At the same time, its larger non-coal assets are positioned to source renewable energy largely from electricity grids in Latin America, Europe, South Africa, Kazakhstan, Europe and Australia, and 100% renewable supply in the Democratic Republic of Congo (DRC). Grid supply takes capital intensity out of the transition.

To reduce Scope 1 and 2 emissions, a range of operating efficiency, fuel switching, renewables and technology options are evaluated, costed, ranked and mapped on a marginal abatement cost curve, or MACC, which was outlined on a slide displayed by Glencore industrial assets head Peter Freyberg during an investor update last month that was covered by Engneering News & Mining Weekly.

MACC provides the framework for Glencore to pursue the most cost-effective reductions and set out to stay one step ahead of any carbon price. In this way, it intends to decarbonise in a manner that is value accretive or free of charge.

All new mine projects have renewable energy as Glencore embarks on its journey to reduce emissions by 15% by 2026 and by 50% by 2035.

“Overall, we have a healthy portfolio of opportunities identified totalling half of our baseline of Scope 1 and 2 emissions and a very significant number of these should be value accretive in the short term and the balance will likely become value accretive as we see carbon prices increase,” said Freyberg.

Regarding ferroalloys, he spoke of Glencore being “very advanced” with work on offsite power purchase agreements (PPAs) that will abate more than a million tonnes of carbon dioxide (CO2) through offsite PPAs, as well as onsite solar projects that will abate around 300 000 t of CO2 a year.

The ferroalloys sector is a big emitter because of its very significant power consumption, with heat-intensive smelting processes offering the opportunity to generate electricity from waste heat, which is being pursued.

A slide flighted showed renewable power purchasing being under way at South Africa’s Boshoek, Lion, Rustenburg and Wonderkop ferrochrome smelters, with the Rhovan, Kroondal, Waterval, Lydenburg and Wonderkop operations being in line for solar, wind and solar stream renewable onsite power generation.

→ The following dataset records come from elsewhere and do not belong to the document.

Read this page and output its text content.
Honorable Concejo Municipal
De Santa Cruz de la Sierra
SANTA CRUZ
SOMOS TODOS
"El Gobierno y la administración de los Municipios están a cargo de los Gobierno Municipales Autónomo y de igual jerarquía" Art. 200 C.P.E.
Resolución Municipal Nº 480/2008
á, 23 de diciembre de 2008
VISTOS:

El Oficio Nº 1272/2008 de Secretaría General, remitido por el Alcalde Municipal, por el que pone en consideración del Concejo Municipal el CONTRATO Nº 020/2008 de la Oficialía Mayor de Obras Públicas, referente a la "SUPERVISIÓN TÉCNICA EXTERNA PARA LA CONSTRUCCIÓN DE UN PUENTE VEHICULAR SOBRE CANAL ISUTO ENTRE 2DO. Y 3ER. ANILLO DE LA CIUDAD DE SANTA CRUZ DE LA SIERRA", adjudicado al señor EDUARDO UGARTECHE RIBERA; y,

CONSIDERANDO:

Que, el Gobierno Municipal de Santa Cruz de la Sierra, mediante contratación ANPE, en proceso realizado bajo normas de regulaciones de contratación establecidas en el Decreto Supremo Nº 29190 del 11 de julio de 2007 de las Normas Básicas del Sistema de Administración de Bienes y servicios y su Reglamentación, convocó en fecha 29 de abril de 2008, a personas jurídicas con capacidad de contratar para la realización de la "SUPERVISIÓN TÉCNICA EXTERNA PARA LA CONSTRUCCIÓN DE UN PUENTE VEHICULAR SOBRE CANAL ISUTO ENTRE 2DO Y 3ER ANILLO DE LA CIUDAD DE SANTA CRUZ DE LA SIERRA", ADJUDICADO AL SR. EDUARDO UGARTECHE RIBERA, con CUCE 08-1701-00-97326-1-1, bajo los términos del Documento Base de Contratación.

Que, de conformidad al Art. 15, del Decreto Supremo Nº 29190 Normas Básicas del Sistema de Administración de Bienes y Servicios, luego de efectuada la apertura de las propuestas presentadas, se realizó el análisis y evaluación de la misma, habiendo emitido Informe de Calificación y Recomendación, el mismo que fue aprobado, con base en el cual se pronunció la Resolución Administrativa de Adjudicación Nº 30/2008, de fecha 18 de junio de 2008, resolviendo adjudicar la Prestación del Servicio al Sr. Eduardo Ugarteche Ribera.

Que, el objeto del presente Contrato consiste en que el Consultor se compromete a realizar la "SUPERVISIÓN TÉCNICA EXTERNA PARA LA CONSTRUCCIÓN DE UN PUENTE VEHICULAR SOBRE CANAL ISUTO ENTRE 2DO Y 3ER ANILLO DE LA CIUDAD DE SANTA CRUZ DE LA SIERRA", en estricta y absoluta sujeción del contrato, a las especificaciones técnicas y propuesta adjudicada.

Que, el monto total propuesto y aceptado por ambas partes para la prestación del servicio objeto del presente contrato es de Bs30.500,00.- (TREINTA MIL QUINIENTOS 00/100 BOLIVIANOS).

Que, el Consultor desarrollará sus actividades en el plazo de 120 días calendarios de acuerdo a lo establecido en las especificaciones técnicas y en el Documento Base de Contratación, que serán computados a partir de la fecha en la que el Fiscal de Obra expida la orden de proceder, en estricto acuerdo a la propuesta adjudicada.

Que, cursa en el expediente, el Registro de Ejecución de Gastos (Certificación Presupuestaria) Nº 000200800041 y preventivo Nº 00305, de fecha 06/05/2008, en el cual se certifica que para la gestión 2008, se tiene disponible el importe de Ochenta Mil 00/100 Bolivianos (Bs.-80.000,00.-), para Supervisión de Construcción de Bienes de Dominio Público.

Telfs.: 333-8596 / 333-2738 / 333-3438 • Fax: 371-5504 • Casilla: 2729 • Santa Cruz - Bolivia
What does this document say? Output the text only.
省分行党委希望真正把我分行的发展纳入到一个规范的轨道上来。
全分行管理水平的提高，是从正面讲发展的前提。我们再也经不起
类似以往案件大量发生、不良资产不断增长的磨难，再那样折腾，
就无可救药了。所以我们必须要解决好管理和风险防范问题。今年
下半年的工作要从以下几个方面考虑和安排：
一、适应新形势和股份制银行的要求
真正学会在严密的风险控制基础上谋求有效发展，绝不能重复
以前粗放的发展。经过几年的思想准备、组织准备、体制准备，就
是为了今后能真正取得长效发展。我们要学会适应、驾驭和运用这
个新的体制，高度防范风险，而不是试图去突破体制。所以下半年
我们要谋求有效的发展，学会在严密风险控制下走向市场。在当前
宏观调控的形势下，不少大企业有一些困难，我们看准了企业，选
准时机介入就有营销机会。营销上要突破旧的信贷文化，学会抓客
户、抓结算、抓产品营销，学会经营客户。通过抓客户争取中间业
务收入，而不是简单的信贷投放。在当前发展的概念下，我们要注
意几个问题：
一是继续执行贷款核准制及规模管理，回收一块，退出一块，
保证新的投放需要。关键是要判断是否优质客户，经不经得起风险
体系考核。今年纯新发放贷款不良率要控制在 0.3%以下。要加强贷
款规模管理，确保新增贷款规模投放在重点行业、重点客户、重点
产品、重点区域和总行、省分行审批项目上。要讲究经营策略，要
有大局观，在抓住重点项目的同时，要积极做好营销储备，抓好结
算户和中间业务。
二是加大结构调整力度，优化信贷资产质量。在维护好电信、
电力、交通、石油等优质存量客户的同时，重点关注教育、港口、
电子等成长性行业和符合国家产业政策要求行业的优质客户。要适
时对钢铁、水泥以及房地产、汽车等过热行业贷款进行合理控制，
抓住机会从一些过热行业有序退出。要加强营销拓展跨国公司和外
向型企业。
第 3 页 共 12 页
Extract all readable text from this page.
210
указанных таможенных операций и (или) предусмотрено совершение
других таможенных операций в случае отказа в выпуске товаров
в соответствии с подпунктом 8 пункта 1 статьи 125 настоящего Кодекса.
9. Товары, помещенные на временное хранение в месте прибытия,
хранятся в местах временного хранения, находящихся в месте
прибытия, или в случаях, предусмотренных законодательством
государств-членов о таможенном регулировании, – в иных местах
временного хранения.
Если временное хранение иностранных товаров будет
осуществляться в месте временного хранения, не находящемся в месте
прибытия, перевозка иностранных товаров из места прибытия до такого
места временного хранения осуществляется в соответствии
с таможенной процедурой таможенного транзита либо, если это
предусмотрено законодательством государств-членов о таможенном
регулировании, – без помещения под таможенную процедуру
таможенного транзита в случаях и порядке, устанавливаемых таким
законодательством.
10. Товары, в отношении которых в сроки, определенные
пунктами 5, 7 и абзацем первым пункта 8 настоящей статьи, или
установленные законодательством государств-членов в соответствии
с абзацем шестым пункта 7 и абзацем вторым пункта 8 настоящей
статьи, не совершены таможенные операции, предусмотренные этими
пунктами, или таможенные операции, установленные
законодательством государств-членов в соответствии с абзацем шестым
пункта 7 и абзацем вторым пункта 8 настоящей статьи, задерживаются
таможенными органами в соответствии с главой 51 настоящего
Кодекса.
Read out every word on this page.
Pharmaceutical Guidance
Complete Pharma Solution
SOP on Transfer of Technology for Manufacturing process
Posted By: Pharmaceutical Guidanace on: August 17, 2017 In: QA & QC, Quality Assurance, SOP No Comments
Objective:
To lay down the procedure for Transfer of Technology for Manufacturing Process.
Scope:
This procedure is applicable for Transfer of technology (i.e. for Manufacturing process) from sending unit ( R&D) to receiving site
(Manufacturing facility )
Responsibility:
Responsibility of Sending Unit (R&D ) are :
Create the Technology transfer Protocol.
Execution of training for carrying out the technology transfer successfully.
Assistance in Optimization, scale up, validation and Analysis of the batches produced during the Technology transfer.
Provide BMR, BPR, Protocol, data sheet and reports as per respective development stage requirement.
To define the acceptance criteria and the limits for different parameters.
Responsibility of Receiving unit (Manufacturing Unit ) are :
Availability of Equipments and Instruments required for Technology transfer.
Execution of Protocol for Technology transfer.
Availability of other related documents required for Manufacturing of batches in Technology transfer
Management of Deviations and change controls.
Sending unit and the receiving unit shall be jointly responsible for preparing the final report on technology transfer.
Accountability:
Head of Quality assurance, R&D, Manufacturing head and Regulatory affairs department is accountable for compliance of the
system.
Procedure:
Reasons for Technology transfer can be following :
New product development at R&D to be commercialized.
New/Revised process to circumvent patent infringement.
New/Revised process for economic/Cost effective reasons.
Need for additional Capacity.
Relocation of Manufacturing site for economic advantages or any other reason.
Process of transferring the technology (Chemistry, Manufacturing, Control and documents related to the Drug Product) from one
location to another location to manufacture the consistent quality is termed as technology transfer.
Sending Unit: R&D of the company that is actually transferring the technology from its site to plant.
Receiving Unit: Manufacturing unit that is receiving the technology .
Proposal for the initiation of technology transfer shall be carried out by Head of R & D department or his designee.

Regarding copper, several PPAs were shown to have been concluded in South America, with operational efficiency improvements at the Antapaccay mine in Peru being brought about by coarse particle flotation.

In addition, a fleet electrification process is under way at the Altonorte mine in Chile, which, once proven, will enable Glencore to implement fleet electrification at other commodity sites and new projects.

Regarding coal, Glencore reported that it has abated 28-million tonnes of CO2 equivalent by flaring waste gas or using the gas for generation and is continuing to spend $60-million a year on gas management.

Onsite solar photovoltaic and virtual PPAs are under way and work is being done on energy storage, with pumped storage seen as an option at several deep pits. Electrification is to reduce diesel usage by large opencast mining diesel fleets, another option that is being worked on.

Regarding nickel, renewables are poised to displace gas and diesel and work is under way to address emissions arising from solution neutralisation at the Murrin Murrin operation in Western Australia.

Regarding zinc, high power consumption at zinc smelters and higher European power bills are providing efficiency and renewable energy opportunities.